“Maybe I need a psychiatrist,” says Donato Frattaroli, scion of the North End family behind Artu, Ducali, Filippo, Lucia, and Ward 8. “But there’s never been a day that I’ve said, ‘I need to go to work.’ When you’re with family, it’s not ‘work,’ ” he says.
At least that’s true when a family business runs well, especially a restaurant business. After all, says Frattaroli, “Restaurants are where we meet our friends, where the kids go when they’re home from college, where we have a drink and talk.”
It’s not always cocktails and chatting, of course. Just consider the Market Basket saga, wherein the bickering Demoulas family could derail an otherwise successful enterprise. In the best-case scenario, however, a well-run family business fosters loyalty, longevity, and a built-in support system.

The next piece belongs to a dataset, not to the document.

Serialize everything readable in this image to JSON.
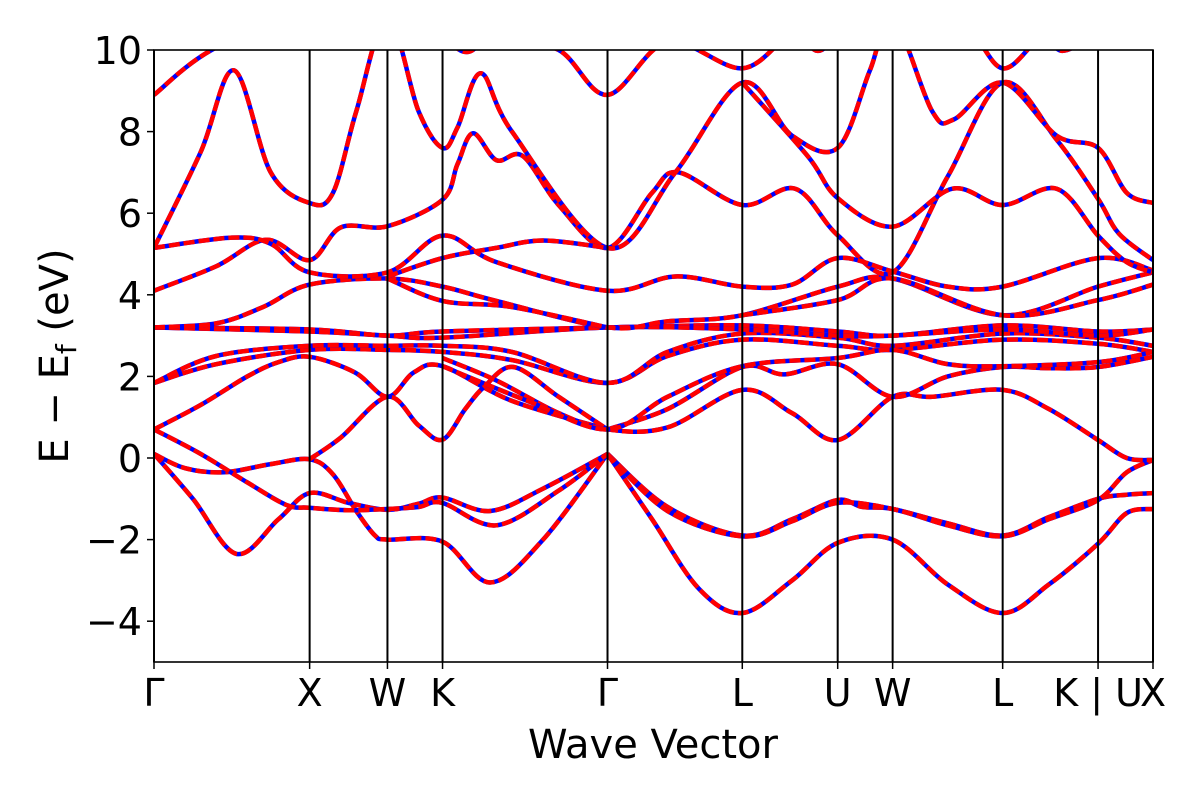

Donato’s nephew Philip Frattaroli, who owns Ducali, went to law school but was lured into the fold by his fond memories. He opened Ducali in 2008, next to his father’s restaurant, Filippo. “Being a lawyer, you’re dealing with people at the worst times. In a restaurant, it’s social and happy,” says Philip. Happier still if you can raid your dad’s fridge in a pinch — which he admits doing on occasion.
It’s no surprise, then, that “on average, family companies perform better. There have been numerous studies on this,” says John A. Davis, who leads the Families in Business program at Harvard Business School. “They do a few things really right: They’re focused on delivering high-quality service, they know their product, and they have customers who last a long time.”